Im Hinblick auf die religiöse Umgebung bringen die Architekten noch eine weitere Metapher ein: L.E.FT, die bereits bei einer Moschee in Moukhtara die Orientierung ihrer Gebäude zum grundlegenden Thema erklärten, betonen die Bedeutung der zwei Seiten, zu denen die Villa in Niha gewandt ist. Die Neigung des Daches soll in Richtung des Schreins die demütige Haltung eines Menschen während des Gebets nachempfinden, während die höhere Seite den Ausblick auf die bergige Landschaft des Choufs rahmt. (kg)

Fotos: Bahaa Ghoussainy


Kommentare

2

gerard | 15.09.2019 13:03 Uhr

sehen ...

wir hier nicht haeufig solche projekte, aus anderen laendern?
die fragen der "libanon-besucherin" stelle ich mir schon lange ...

1

libanon-besucherin | 11.09.2019 21:08 Uhr

wie unpassend

wenn man einmal im Libanon war, weiß man, wie unpassend dieses Haus in diesem Land ist (wo wäre es passend!?).
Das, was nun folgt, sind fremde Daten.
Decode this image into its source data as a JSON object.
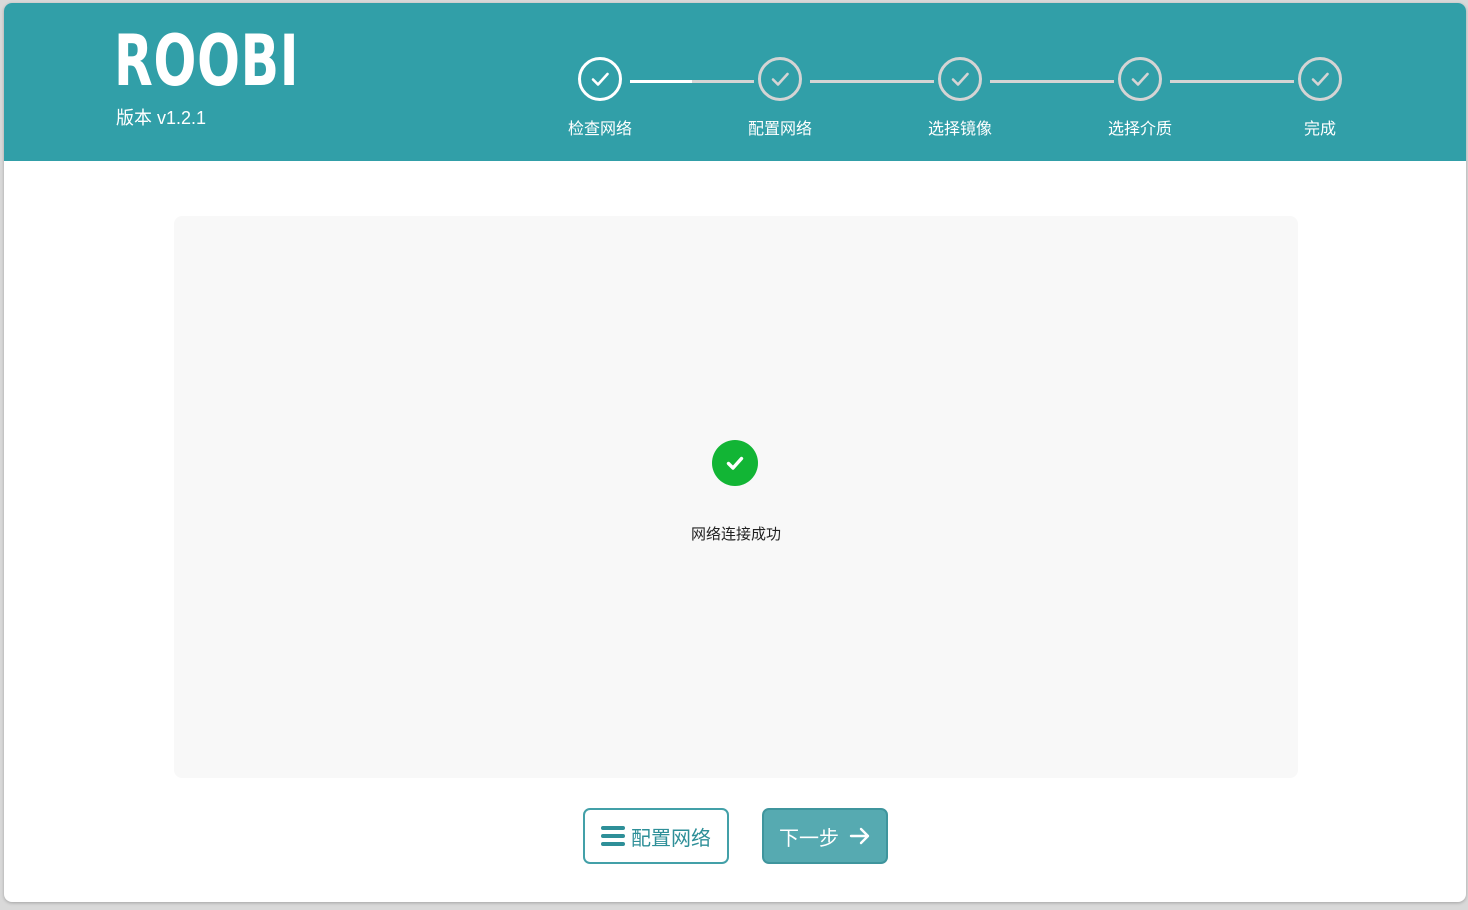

Der Großteil der Menschen lebt in Armut, eng zusammen, die Straßen sind verstopft, Müll liegt überall rum, ...
Der Bauherr wird in Beirut sein Geld verdienen, täglich mit dem Auto 2h im Stau (eine Strecke) dorthin verbringen. Wahrscheinlich reicht das Penthouse mit infinity-pool in Beirut nicht aus. Daher dieses Wochenendhaus in den Bergen.
In den Bergen wird überall (illegal) gebaut, freie Landschaft gibt es kaum mehr, die bekannten Zeder-Wälder fast überall abgeholzt. Sein Haus tut mit mind. 900qm Fläche seiniges dazu... Vollkommen unnötig.